Rivals CBRE and Jones Lang reported profits in the same period

Glenn Rufrano

The red ink slowed in the second quarter for the world’s third-largest commercial services firm Cushman & Wakefield, as revenues increased, its Italian parent company Exor said.

The net loss at Cushman shrank to $2.4 million in the second quarter, down from $22 million in the same period a year earlier, Exor reported on its website Friday. Revenues rose by 16.5 percent to $414.5 million in the second quarter, up from $355.8 million in the same period last year.

Cushman’s rivals CBRE and Jones Lang both reported profits on double-digit revenue growth in the second quarter.

“Taking into account the seasonality in [the commercial real estate] business cycle that historically presents lower results, or losses, in the first two quarters of the year, as compared with the second half of the year, [Cushman] has shown a strong revenue performance in the first half of 2010,” the Exor release said.

Midtown-based Cushman has cut staff at its global headquarters by 12 percent, and began a restructuring of its management. It hired a new CEO, Glenn Rufrano, who on March 22, replaced Bruce Mosler, now co-chairman.
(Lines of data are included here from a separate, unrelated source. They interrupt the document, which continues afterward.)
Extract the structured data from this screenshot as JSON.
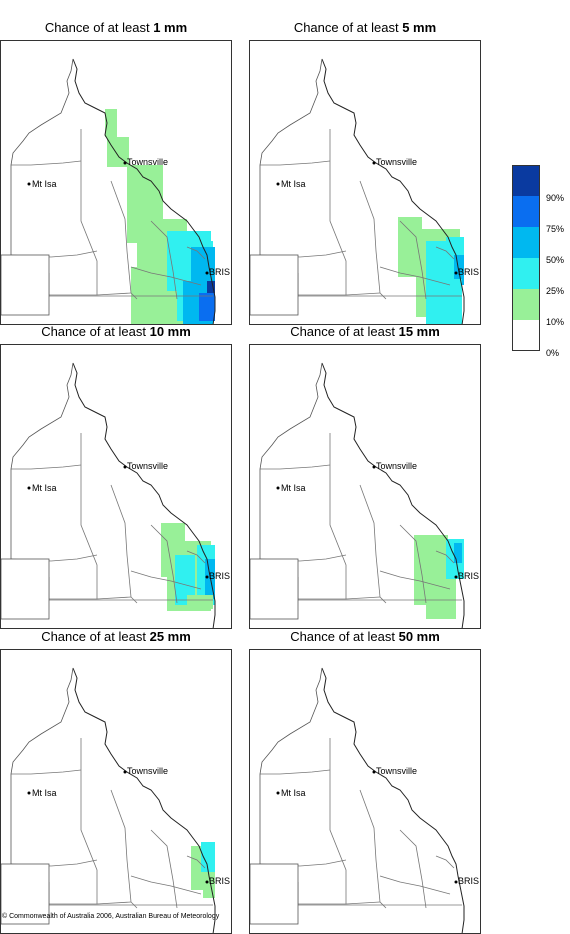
{
  "panels": [
    {
      "prefix": "Chance of at least ",
      "amount": "1 mm",
      "level": 1
    },
    {
      "prefix": "Chance of at least ",
      "amount": "5 mm",
      "level": 2
    },
    {
      "prefix": "Chance of at least ",
      "amount": "10 mm",
      "level": 3
    },
    {
      "prefix": "Chance of at least ",
      "amount": "15 mm",
      "level": 4
    },
    {
      "prefix": "Chance of at least ",
      "amount": "25 mm",
      "level": 5
    },
    {
      "prefix": "Chance of at least ",
      "amount": "50 mm",
      "level": 6
    }
  ],
  "places": {
    "townsville": "Townsville",
    "mt_isa": "Mt Isa",
    "bris": "BRIS"
  },
  "legend": {
    "colors": [
      "#0a3aa0",
      "#0a6ef0",
      "#00b8f0",
      "#30f0f0",
      "#98f098",
      "#ffffff"
    ],
    "labels": [
      "90%",
      "75%",
      "50%",
      "25%",
      "10%",
      "0%"
    ]
  },
  "credit": "© Commonwealth of Australia 2006, Australian Bureau of Meteorology"
}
Cushman has about 13,000 employees globally and is majority owned by the Milan-based firm Exor, which owns car maker Fiat and other companies.

CBRE, headquartered in Los Angeles, reported in July that in the second quarter it had revenues of $1.2 billion, a 23 percent increase from the year ago period. The firm also reported net income of $54.8 million, compared with a net loss of $6.6 million in the same period in 2009.

Chicago-based Jones Lang said its revenues were up 18 percent to $680 million, and its net income was $32 million, compared with a net loss of $14 million in the same quarter of 2009.